I apologize for the lack of math format and possible ambiguity. If I had more maths knowledge, this could be a two-sentence question, but I don't have that.
I want to find a local optimum for my preflop poker bot strategy.
The idea is that I have a deterministic strategy that needs to decide which "action" to take, given the information. There is a finite number of possible actions in ascending order, including check/fold, call, raise 1, raise 2, raise 3.
In texas holdem poker you are dealt two cards, and the "card-strength" of each such pair is given (and is indirectly related to the chance that you win). The card-strength is a single number.
The bet actions of our opponents indicate a certain "oppositional strength" we're facing when it's our turn. For now, it consists of three numbers: the number of raises we're facing, the largest raise we're facing and the number of opponents that haven't folded.
First, let's look at the case where the oppositional strength would be only one number, let's say the maximum raise. We don't know how to compare this with our card-strength and that's the subject of this question. From the oppositional strength we will derive a card-strength-fold (which is a threshold) and when card-strength < card-strength-fold we fold.

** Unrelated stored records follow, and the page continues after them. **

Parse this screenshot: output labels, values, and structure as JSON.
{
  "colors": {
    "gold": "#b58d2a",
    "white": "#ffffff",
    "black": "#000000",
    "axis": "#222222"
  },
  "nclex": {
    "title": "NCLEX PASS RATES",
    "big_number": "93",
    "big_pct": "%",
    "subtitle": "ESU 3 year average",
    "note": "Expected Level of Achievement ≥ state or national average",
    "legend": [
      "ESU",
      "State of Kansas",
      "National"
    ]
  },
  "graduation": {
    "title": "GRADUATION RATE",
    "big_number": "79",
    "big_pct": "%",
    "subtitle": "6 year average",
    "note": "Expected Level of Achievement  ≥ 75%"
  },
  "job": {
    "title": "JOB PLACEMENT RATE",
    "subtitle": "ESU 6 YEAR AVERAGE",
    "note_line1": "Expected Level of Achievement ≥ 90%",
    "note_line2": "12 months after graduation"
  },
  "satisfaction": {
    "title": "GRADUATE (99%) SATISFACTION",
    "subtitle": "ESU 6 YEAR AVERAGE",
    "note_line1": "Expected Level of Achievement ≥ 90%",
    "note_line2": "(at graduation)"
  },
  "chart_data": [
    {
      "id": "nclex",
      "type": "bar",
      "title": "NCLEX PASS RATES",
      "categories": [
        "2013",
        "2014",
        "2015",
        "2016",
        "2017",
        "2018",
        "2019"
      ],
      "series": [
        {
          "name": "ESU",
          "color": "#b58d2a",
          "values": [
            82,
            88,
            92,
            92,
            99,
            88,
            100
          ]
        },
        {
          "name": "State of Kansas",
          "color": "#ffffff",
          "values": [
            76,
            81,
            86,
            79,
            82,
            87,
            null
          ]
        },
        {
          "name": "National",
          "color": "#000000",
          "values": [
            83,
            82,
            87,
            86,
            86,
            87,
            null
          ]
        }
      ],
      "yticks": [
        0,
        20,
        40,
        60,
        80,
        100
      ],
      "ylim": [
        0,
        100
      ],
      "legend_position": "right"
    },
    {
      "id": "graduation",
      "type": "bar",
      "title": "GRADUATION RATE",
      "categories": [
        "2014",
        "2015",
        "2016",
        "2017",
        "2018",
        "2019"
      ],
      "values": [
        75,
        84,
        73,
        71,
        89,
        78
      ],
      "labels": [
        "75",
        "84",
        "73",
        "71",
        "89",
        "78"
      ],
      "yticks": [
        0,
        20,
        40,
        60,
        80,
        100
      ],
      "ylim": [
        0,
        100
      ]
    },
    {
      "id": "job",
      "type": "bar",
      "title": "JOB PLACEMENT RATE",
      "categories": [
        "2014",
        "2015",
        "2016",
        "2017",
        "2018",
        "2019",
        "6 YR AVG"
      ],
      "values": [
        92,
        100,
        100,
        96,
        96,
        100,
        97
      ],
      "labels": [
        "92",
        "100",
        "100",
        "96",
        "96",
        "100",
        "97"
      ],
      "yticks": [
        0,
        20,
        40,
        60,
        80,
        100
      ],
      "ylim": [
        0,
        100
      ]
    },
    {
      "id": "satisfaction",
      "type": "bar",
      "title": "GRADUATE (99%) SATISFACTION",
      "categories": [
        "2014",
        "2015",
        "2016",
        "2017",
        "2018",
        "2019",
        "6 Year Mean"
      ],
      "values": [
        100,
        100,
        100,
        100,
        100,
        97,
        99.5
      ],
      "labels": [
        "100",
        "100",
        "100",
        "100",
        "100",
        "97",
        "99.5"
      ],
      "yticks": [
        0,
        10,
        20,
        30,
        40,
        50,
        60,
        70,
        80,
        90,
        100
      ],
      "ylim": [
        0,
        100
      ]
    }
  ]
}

We start with any 2-d monotone function N->N with on the x-axis the oppositional strength and on the y-axis the card-strength-fold. To evaluate the function, we let the resulting program play many tournaments against other AI players and see if he loses or earns money. Then we adjust the function and let it play tournaments again. This way we can compare the function with the adjusted version. As you can see, the evaluation function is expensive. What I wanted to do in first instance, was pick an x-value at random and increase or decrease it at random (within certain bounds) and see if the resulting function is better. I think it's a better idea to adjust function at the x-values in the neighborhood of the (randomly) chosen x as well, be it in a lesser matter.
Now, we may add a z-axis for the other actions. Along the z-axis we have the beforementioned actions. when looking at any single y-coordinate, ze x/z function is also monotone. I see the function as a plane in 3d space that may be bent at places. When adjusting the function, we "push" the plane somewhere like a finger pushing in a blanket, the neighborhood going up, but respecting monotonicity.
I can't visualize adding more axes, but you can imagine another ax with the number of players that haven't folded. Data-wise I can pick such a coordinate and find it's neighbors. Remember that monotonicity should always be respected.
If I would just pick and adjust a single number and not its neighborhood, there are easy algorithms that indicate how much you should increase or decrease it (the increment/decrement is just a number that decreases over time as the simulation runs). But given that number,
the question is, how much should I adjust the neighbors in such a way that it mathematically makes sense? And how do I respect monotonicity?
My experience with poker tells me that the optimal solution will have strong differences between some neighbors and smaller differences between other neighbors. How do I take that into account?